Digital Transformation’s Next Wave: Creating a Mirrored World

Digital Transformation’s Next Wave: Creating a Mirrored World. Mirror images of two doctors with tablets in their hands facing each other and sharing data in the cloud.

Whatever lines existed among health care operational, clinical and digital strategies before the pandemic all but disappeared as organizations rapidly transformed at scale.

That experience has had a profound impact on the way many health care executives now look at innovation, technology investments, partnerships and workforce productivity. Data from the Accenture Digital Health Technology Vision 2021 survey illustrate the shift in thinking, actions and what’s possible going forward.

For example, 87% say digital twins are becoming essential to their organization’s ability to collaborate in strategic ecosystem partnerships. A digital twin is a virtual model designed to accurately reflect a physical object. Digital twins use technologies like the internet of things, data streaming, 5G, etc., to gather, visualize and contextualize data from across physical assets, bridging operations and digital capabilities, and opening new partnership opportunities.

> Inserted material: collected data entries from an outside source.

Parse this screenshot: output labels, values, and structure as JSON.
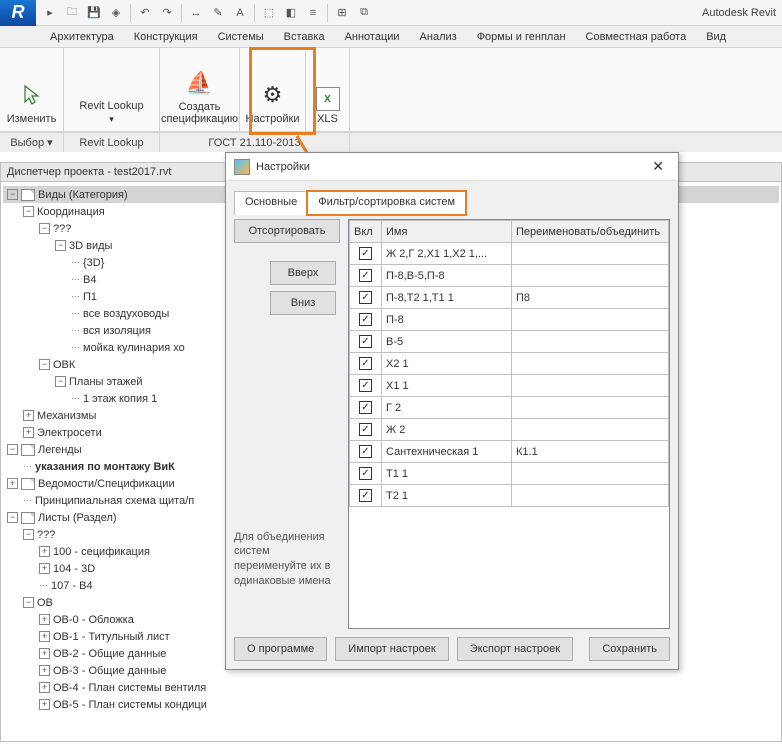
{
  "app_title": "Autodesk Revit",
  "ribbon_tabs": [
    "Архитектура",
    "Конструкция",
    "Системы",
    "Вставка",
    "Аннотации",
    "Анализ",
    "Формы и генплан",
    "Совместная работа",
    "Вид"
  ],
  "panel": {
    "modify": "Изменить",
    "revit_lookup": "Revit Lookup",
    "create_spec": "Создать спецификацию",
    "settings": "Настройки",
    "xls": "XLS"
  },
  "panel_labels": [
    "Выбор ▾",
    "Revit Lookup",
    "ГОСТ 21.110-2013"
  ],
  "browser_title": "Диспетчер проекта - test2017.rvt",
  "tree": [
    {
      "d": 0,
      "exp": "-",
      "t": "Виды (Категория)",
      "sel": true,
      "ic": 0
    },
    {
      "d": 1,
      "exp": "-",
      "t": "Координация"
    },
    {
      "d": 2,
      "exp": "-",
      "t": "???"
    },
    {
      "d": 3,
      "exp": "-",
      "t": "3D виды"
    },
    {
      "d": 4,
      "t": "{3D}"
    },
    {
      "d": 4,
      "t": "В4"
    },
    {
      "d": 4,
      "t": "П1"
    },
    {
      "d": 4,
      "t": "все воздуховоды"
    },
    {
      "d": 4,
      "t": "вся изоляция"
    },
    {
      "d": 4,
      "t": "мойка кулинария хо"
    },
    {
      "d": 2,
      "exp": "-",
      "t": "ОВК"
    },
    {
      "d": 3,
      "exp": "-",
      "t": "Планы этажей"
    },
    {
      "d": 4,
      "t": "1 этаж копия 1"
    },
    {
      "d": 1,
      "exp": "+",
      "t": "Механизмы"
    },
    {
      "d": 1,
      "exp": "+",
      "t": "Электросети"
    },
    {
      "d": 0,
      "exp": "-",
      "t": "Легенды",
      "ic": 1
    },
    {
      "d": 1,
      "t": "указания по монтажу ВиК",
      "bold": true
    },
    {
      "d": 0,
      "exp": "+",
      "t": "Ведомости/Спецификации",
      "ic": 1
    },
    {
      "d": 1,
      "t": "Принципиальная схема щита/п"
    },
    {
      "d": 0,
      "exp": "-",
      "t": "Листы (Раздел)",
      "ic": 1
    },
    {
      "d": 1,
      "exp": "-",
      "t": "???"
    },
    {
      "d": 2,
      "exp": "+",
      "t": "100 - сецификация"
    },
    {
      "d": 2,
      "exp": "+",
      "t": "104 - 3D"
    },
    {
      "d": 2,
      "t": "107 - В4"
    },
    {
      "d": 1,
      "exp": "-",
      "t": "ОВ"
    },
    {
      "d": 2,
      "exp": "+",
      "t": "ОВ-0 - Обложка"
    },
    {
      "d": 2,
      "exp": "+",
      "t": "ОВ-1 - Титульный лист"
    },
    {
      "d": 2,
      "exp": "+",
      "t": "ОВ-2 - Общие данные"
    },
    {
      "d": 2,
      "exp": "+",
      "t": "ОВ-3 - Общие данные"
    },
    {
      "d": 2,
      "exp": "+",
      "t": "ОВ-4 - План системы вентиля"
    },
    {
      "d": 2,
      "exp": "+",
      "t": "ОВ-5 - План системы кондици"
    }
  ],
  "dialog": {
    "title": "Настройки",
    "tabs": [
      "Основные",
      "Фильтр/сортировка систем"
    ],
    "buttons": {
      "sort": "Отсортировать",
      "up": "Вверх",
      "down": "Вниз"
    },
    "hint": "Для объединения систем переименуйте их в одинаковые имена",
    "columns": [
      "Вкл",
      "Имя",
      "Переименовать/объединить"
    ],
    "rows": [
      {
        "on": true,
        "name": "Ж 2,Г 2,Х1 1,Х2 1,...",
        "rename": ""
      },
      {
        "on": true,
        "name": "П-8,В-5,П-8",
        "rename": ""
      },
      {
        "on": true,
        "name": "П-8,Т2 1,Т1 1",
        "rename": "П8"
      },
      {
        "on": true,
        "name": "П-8",
        "rename": ""
      },
      {
        "on": true,
        "name": "В-5",
        "rename": ""
      },
      {
        "on": true,
        "name": "Х2 1",
        "rename": ""
      },
      {
        "on": true,
        "name": "Х1 1",
        "rename": ""
      },
      {
        "on": true,
        "name": "Г 2",
        "rename": ""
      },
      {
        "on": true,
        "name": "Ж 2",
        "rename": ""
      },
      {
        "on": true,
        "name": "Сантехническая 1",
        "rename": "К1.1"
      },
      {
        "on": true,
        "name": "Т1 1",
        "rename": ""
      },
      {
        "on": true,
        "name": "Т2 1",
        "rename": ""
      }
    ],
    "footer": {
      "about": "О программе",
      "import": "Импорт настроек",
      "export": "Экспорт настроек",
      "save": "Сохранить"
    }
  }
}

Creating Intelligent Digital Twins

On the clinical side, digital twins can model future scenarios, such as surgical simulations, or help with medical education, research and care delivery. Also, they can help to improve business operations through modeling digital representations of facilities and workers while tracking and tracing supplies to match supply and demand.

66% of health care executives expect their investment in intelligent digital twins to increase over the next three years. Source: Accenture Digital Health Technology Vision 2021 report.This mirrored world can give leaders the power to bring data and intelligence together at unprecedented scale and help to answer big-picture questions critical to an organization’s future success. Digital twins that mimic the heart, for example, can allow clinicians and machines to work together to pre-simulate optimal therapies and avoid unnecessary interventions. On the operational side, advanced technologies can optimize scheduling, identify workflow bottlenecks or help predict which types of patients will enter a facility on a given day.

Soon organizations that build intelligent twins will be able to interact and collaborate within mirror environments and be able to share designs, information and insights easily across ecosystems and to virtually test innovations in ways not previously possible.

Some organizations already are pursuing twin-enabled visibility with select partners. Oklahoma State University and Ansys, a simulation software developer, have explored using digital twins to more precisely target tumors. By experimenting with digital versions of human lungs and various factors, they found a delivery method that may let physicians increase the accuracy of drug delivery to 90% vs. 20%, common for conventional aerosol methods.

This capability won’t come cheaply or easily. Organizations will need a strong and comprehensive data foundation to access insights. At this stage, however, few have invested to ensure that data are generated, captured, managed and reused consistently at scale, Accenture officials note. But for those with the proper discipline, resources and partners going forward, the payoffs could be huge.

3 Ways to Prepare for Health Care’s Mirrored Future

Audit Data Practices

Evaluate the tools and technologies you use and deconstruct data silos. Digital simulation tools need a healthy data supply to be effective, so look for ways to capture data from the internet of things and build streaming analytics capabilities.

Explore How Digital Twins Can Transform Innovation Processes

Develop key clinical and operational use cases so that digital twins can generate the greatest impact to drive innovation and breakthroughs.

Engage Partners

Design digital twins from the outset with the intent to share them across the ecosystem. Make application-program interfacing a priority and build a short list of potential digital twin-driven partnerships.